The unfortunate part of this is the ‘non-believers’ can turn this against the ASD kids and their parents.  Have you ever received those disapproving glances at the grocery store when your child was having a meltdown?  Have you ever heard those parents making derogatory comments under their breath when your child didn’t want to participate in a group activity?  Maybe some of you have even faced the brunt of someone’s verbal lashings like “if you disciplined your kid, this wouldn’t happen”?

Frankly, to me at least, this is bullying just as name-calling on the playground is bullying.  Those people think they are somehow better than you and that they have some unalienable right to criticize you about your child.  They don’t.  And parents should know better than bully others.  Sadly, some don’t.

This ignorance and intolerant attitude can also manifest itself in the school context.  These same parental bullies will fight schools trying to implement special services or special education needs programs; they will fight when the school budget is changed to account for these additional services; and they will show up at School Board meetings and try to bully the members into rejecting these services (which indirectly is bullying the parents of ASD and special needs kids).
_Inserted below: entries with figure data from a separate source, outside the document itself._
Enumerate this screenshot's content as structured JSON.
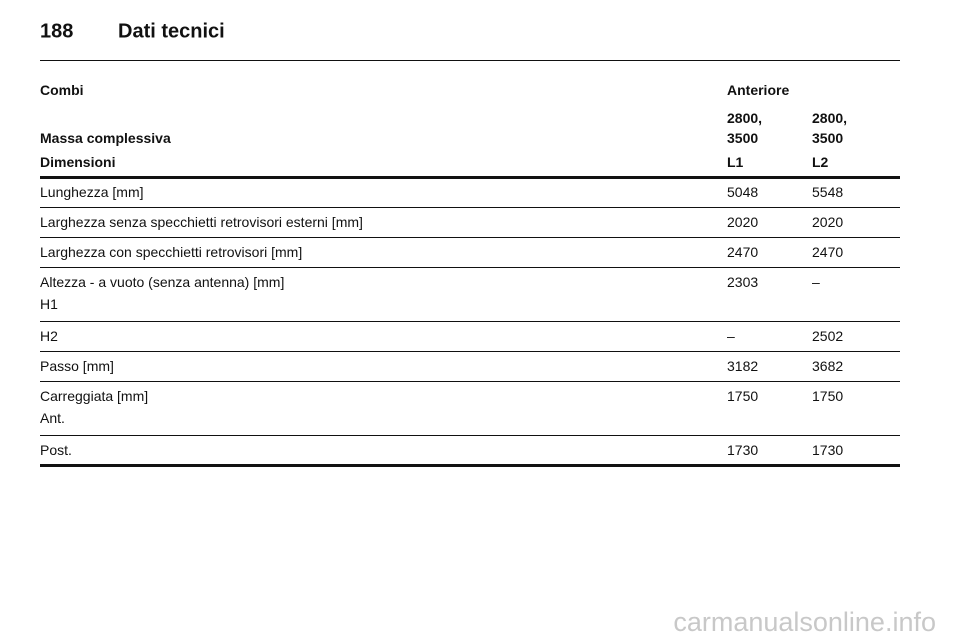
{
  "header": {
    "page_number": "188",
    "title": "Dati tecnici"
  },
  "table": {
    "top_row": [
      "Combi",
      "Anteriore"
    ],
    "mass_row": {
      "label": "Massa complessiva",
      "values": [
        [
          "2800,",
          "3500"
        ],
        [
          "2800,",
          "3500"
        ]
      ]
    },
    "column_header": [
      "Dimensioni",
      "L1",
      "L2"
    ],
    "rows": [
      {
        "label": "Lunghezza [mm]",
        "values": [
          "5048",
          "5548"
        ]
      },
      {
        "label": "Larghezza senza specchietti retrovisori esterni [mm]",
        "values": [
          "2020",
          "2020"
        ]
      },
      {
        "label": "Larghezza con specchietti retrovisori [mm]",
        "values": [
          "2470",
          "2470"
        ]
      },
      {
        "label": "Altezza - a vuoto (senza antenna) [mm]",
        "sublabel": "H1",
        "values": [
          "2303",
          "–"
        ]
      },
      {
        "label": "H2",
        "values": [
          "–",
          "2502"
        ]
      },
      {
        "label": "Passo [mm]",
        "values": [
          "3182",
          "3682"
        ]
      },
      {
        "label": "Carreggiata [mm]",
        "sublabel": "Ant.",
        "values": [
          "1750",
          "1750"
        ]
      },
      {
        "label": "Post.",
        "values": [
          "1730",
          "1730"
        ]
      }
    ]
  },
  "watermark": "carmanualsonline.info"
}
That isn’t the worst part (although you’d think it would be).  The worst part comes from the old but accurate observation that children learn behaviors from their parents.  So when the parents bully other parents or their special needs kids, the children of those parental bullies become bullies themselves and mimic their behavior.  Bullies beget bullies.

I hope that we can learn to be a more tolerant society and accept differences.  Only when we accept everyone for their uniqueness will we move towards a better society where all kids can thrive.  One big step in that direction is to identify the parental bullies and gently persuade them that tolerance is much better than ignorance.